AI now speaks, hears, and sees. With help from Boston Dynamics, it won’t be long before it can knock on doors. Sleep well.
Governments Poop on Speech
In “The Repressive Power of Artificial Intelligence”, Freedom House gives a summary of the global situation regarding online speech and related civil liberties. Their detailed naming and shaming of countries guilty of suppressing, repressing, oppressing, and depressing their citizens through online censorship is worthwhile and pretty damning, but notably makes no mention of the US government’s efforts through the aptly-named Censorship-Industrial Complex as described by Matt Taibbi, Bari Weiss, and Michael Shellenberger et al. in the Twitter Files and, more recently, the CTI Files as well.

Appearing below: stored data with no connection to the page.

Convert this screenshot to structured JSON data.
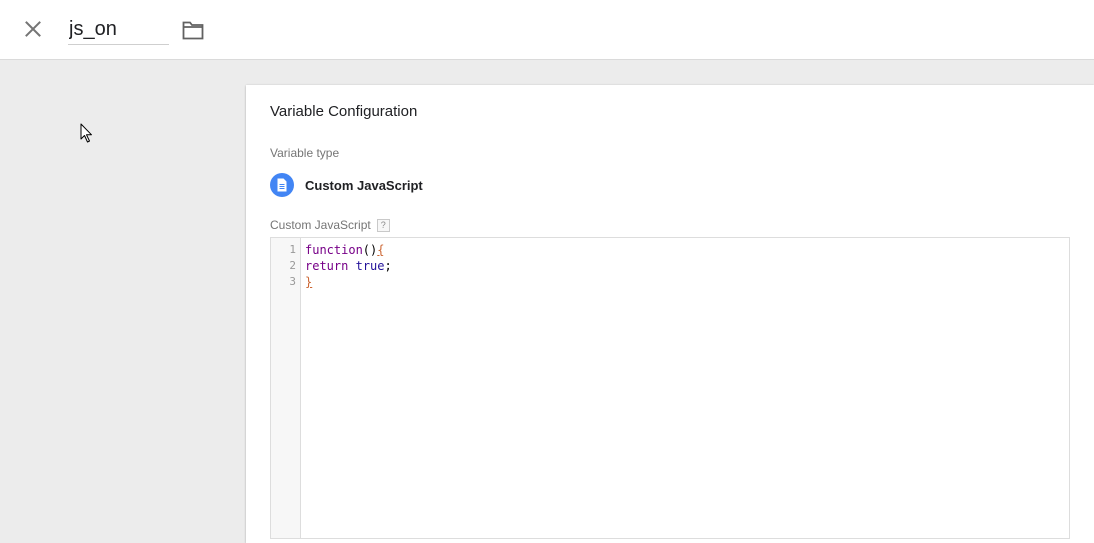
{
  "header": {
    "variable_name": "js_on",
    "close_icon": "close-icon",
    "folder_icon": "folder-icon"
  },
  "panel": {
    "title": "Variable Configuration",
    "type_label": "Variable type",
    "type_name": "Custom JavaScript",
    "type_icon": "document-icon",
    "type_icon_color": "#4285f4",
    "code_label": "Custom JavaScript",
    "help_glyph": "?"
  },
  "editor": {
    "line_numbers": [
      "1",
      "2",
      "3"
    ],
    "lines": [
      {
        "keyword": "function",
        "paren": "()",
        "brace": "{"
      },
      {
        "keyword": "return",
        "space": " ",
        "atom": "true",
        "end": ";"
      },
      {
        "brace": "}"
      }
    ]
  },
  "colors": {
    "keyword": "#770088",
    "atom": "#221199",
    "matched_bracket": "#cc6633",
    "background": "#ececec"
  }
}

An example from India in the Freedom House report:
Indian prime minister Narendra Modi and his Hindu nationalist Bharatiya Janata Party have incorporated censorship, including the use of automated systems, into the country’s legal framework. The Information Technology (Intermediary Guidelines and Digital Media Ethics Code) Rules require large social media platforms to use AI-based moderation tools for broadly defined types of content—such as speech that could undermine public order, decency, morality, or the country’s sovereignty, integrity, and security, or content that officials had previously ordered removed. For instance, in early 2023, authorities ordered YouTube and Twitter to restrict access within India to a British Broadcasting Corporation documentary about communal violence during Modi’s tenure as chief minister of the state of Gujarat. Because the government ordered the restriction of the documentary, the IT Rules require the two platforms to use automated scanning tools to sweep up any additional posts that share the film. As the country prepares for general elections in 2024, the government’s expanding censorship regime is creating an uneven playing field by silencing criticism of and independent reporting on the ruling party.

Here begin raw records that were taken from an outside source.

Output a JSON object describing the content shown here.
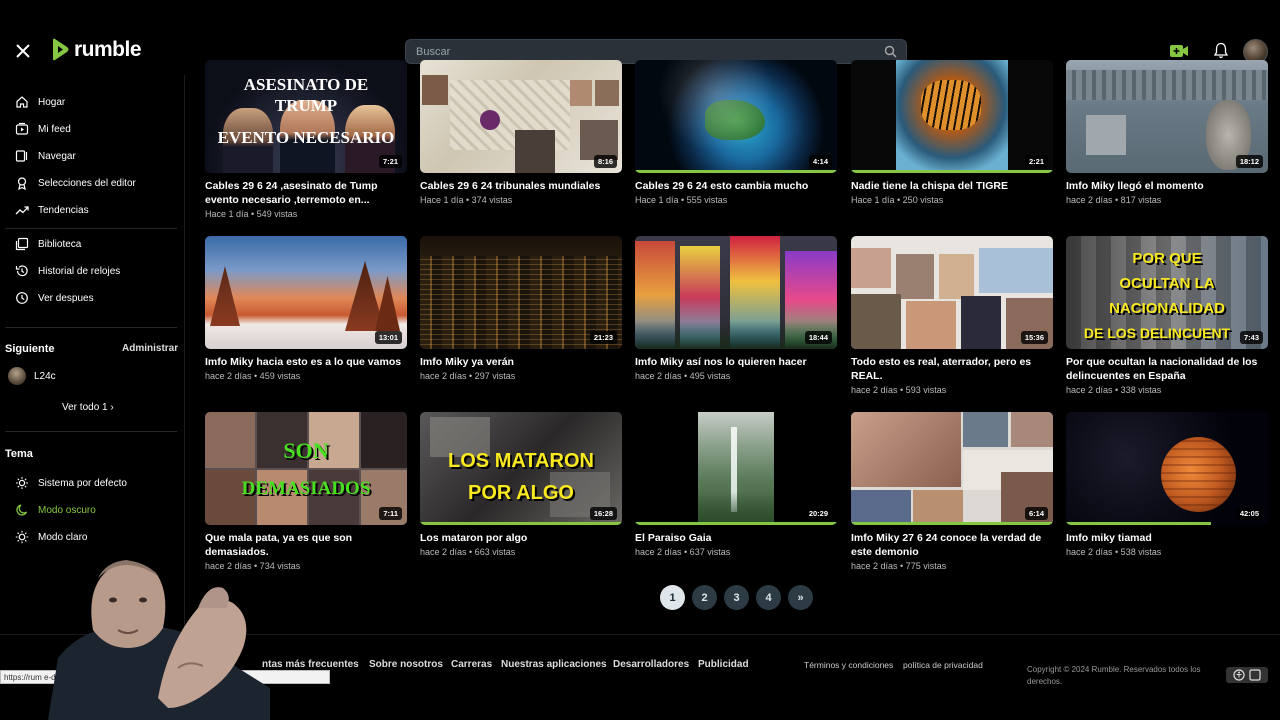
{
  "header": {
    "logo_text": "rumble",
    "search_placeholder": "Buscar",
    "icons": [
      "close-icon",
      "search-icon",
      "upload-video-icon",
      "bell-icon"
    ]
  },
  "sidebar": {
    "nav": [
      {
        "label": "Hogar",
        "icon": "home-icon"
      },
      {
        "label": "Mi feed",
        "icon": "feed-icon"
      },
      {
        "label": "Navegar",
        "icon": "browse-icon"
      },
      {
        "label": "Selecciones del editor",
        "icon": "award-icon"
      },
      {
        "label": "Tendencias",
        "icon": "trending-icon"
      }
    ],
    "library": [
      {
        "label": "Biblioteca",
        "icon": "library-icon"
      },
      {
        "label": "Historial de relojes",
        "icon": "history-icon"
      },
      {
        "label": "Ver despues",
        "icon": "clock-icon"
      }
    ],
    "following_title": "Siguiente",
    "manage_label": "Administrar",
    "channels": [
      {
        "name": "L24c"
      }
    ],
    "see_all": "Ver todo 1 ›",
    "theme_title": "Tema",
    "theme_options": [
      {
        "label": "Sistema por defecto",
        "icon": "system-icon",
        "active": false
      },
      {
        "label": "Modo oscuro",
        "icon": "moon-icon",
        "active": true
      },
      {
        "label": "Modo claro",
        "icon": "sun-icon",
        "active": false
      }
    ]
  },
  "videos": [
    {
      "title": "Cables 29 6 24 ,asesinato de Tump evento necesario ,terremoto en...",
      "meta": "Hace 1 día • 549 vistas",
      "duration": "7:21",
      "overlay": [
        "ASESINATO DE",
        "TRUMP",
        "EVENTO NECESARIO"
      ]
    },
    {
      "title": "Cables 29 6 24 tribunales mundiales",
      "meta": "Hace 1 día • 374 vistas",
      "duration": "8:16"
    },
    {
      "title": "Cables 29 6 24 esto cambia mucho",
      "meta": "Hace 1 día • 555 vistas",
      "duration": "4:14"
    },
    {
      "title": "Nadie tiene la chispa del TIGRE",
      "meta": "Hace 1 día • 250 vistas",
      "duration": "2:21"
    },
    {
      "title": "Imfo Miky llegó el momento",
      "meta": "hace 2 días • 817 vistas",
      "duration": "18:12"
    },
    {
      "title": "Imfo Miky hacia esto es a lo que vamos",
      "meta": "hace 2 días • 459 vistas",
      "duration": "13:01"
    },
    {
      "title": "Imfo Miky ya verán",
      "meta": "hace 2 días • 297 vistas",
      "duration": "21:23"
    },
    {
      "title": "Imfo Miky así nos lo quieren hacer",
      "meta": "hace 2 días • 495 vistas",
      "duration": "18:44"
    },
    {
      "title": "Todo esto es real, aterrador, pero es REAL.",
      "meta": "hace 2 días • 593 vistas",
      "duration": "15:36"
    },
    {
      "title": "Por que ocultan la nacionalidad de los delincuentes en España",
      "meta": "hace 2 días • 338 vistas",
      "duration": "7:43",
      "overlay": [
        "POR QUE",
        "OCULTAN LA",
        "NACIONALIDAD",
        "DE LOS DELINCUENT"
      ]
    },
    {
      "title": "Que mala pata, ya es que son demasiados.",
      "meta": "hace 2 días • 734 vistas",
      "duration": "7:11",
      "overlay": [
        "SON",
        "DEMASIADOS"
      ]
    },
    {
      "title": "Los mataron por algo",
      "meta": "hace 2 días • 663 vistas",
      "duration": "16:28",
      "overlay": [
        "LOS MATARON",
        "POR ALGO"
      ]
    },
    {
      "title": "El Paraiso Gaia",
      "meta": "hace 2 días • 637 vistas",
      "duration": "20:29"
    },
    {
      "title": "Imfo Miky 27 6 24 conoce la verdad de este demonio",
      "meta": "hace 2 días • 775 vistas",
      "duration": "6:14"
    },
    {
      "title": "Imfo miky tiamad",
      "meta": "hace 2 días • 538 vistas",
      "duration": "42:05"
    }
  ],
  "pagination": {
    "pages": [
      "1",
      "2",
      "3",
      "4"
    ],
    "next": "»",
    "current": "1"
  },
  "footer": {
    "links": [
      "ntas más frecuentes",
      "Sobre nosotros",
      "Carreras",
      "Nuestras aplicaciones",
      "Desarrolladores",
      "Publicidad"
    ],
    "legal": [
      "Términos y condiciones",
      "política de privacidad"
    ],
    "copyright": "Copyright © 2024 Rumble. Reservados todos los derechos."
  },
  "status_url": "https://rum                                  e-demonio.html",
  "colors": {
    "accent": "#85c742",
    "search_bg": "#2a3138",
    "page_button": "#2c3b44"
  }
}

2024 is an election year in the United States too. Just sayin’.
US Supreme Court Stays (In a Bad Way)
A note on Missouri v. Biden, conspicuous in its absence from the Freedom House report.
From the preliminary injunction ruling in that case, where a judge found the government had likely violated the First Amendment and should therefore stop:
If the allegations made by Plaintiffs are true, the present case arguably involves the most massive attack against free speech in United States’ history. In their attempts to suppress alleged disinformation, the Federal Government, and particularly the Defendants named here, are alleged to have blatantly ignored the First Amendment’s right to free speech.

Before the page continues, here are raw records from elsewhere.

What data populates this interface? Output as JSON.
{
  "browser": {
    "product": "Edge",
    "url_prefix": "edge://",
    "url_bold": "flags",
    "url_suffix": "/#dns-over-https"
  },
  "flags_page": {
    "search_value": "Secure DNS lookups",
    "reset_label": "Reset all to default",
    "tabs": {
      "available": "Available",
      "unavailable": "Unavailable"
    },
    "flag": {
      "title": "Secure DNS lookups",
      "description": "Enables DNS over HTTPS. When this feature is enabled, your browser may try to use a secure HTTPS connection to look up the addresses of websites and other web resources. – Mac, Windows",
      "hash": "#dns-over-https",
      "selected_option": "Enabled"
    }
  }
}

Although the censorship alleged in this case almost exclusively targeted conservative speech, the issues raised herein go beyond party lines. The right to free speech is not a member of any political party and does not hold any political ideology. It is the purpose of the Free Speech Clause of the First Amendment to preserve an uninhibited marketplace of ideas in which truth will ultimately prevail, rather than to countenance monopolization of the market, whether it be by government itself or private licensee.
On 23 October 2023, the Supreme Court stayed the lower court’s injunction until they rule on the case. The dissent by Justice Alito, with Justices Thomas and Gorsuch joining, explains why this is a “highly disturbing” douche move:
This case concerns what two lower courts found to be a “coordinated campaign” by high-level federal officials to suppress the expression of disfavored views on important public issues.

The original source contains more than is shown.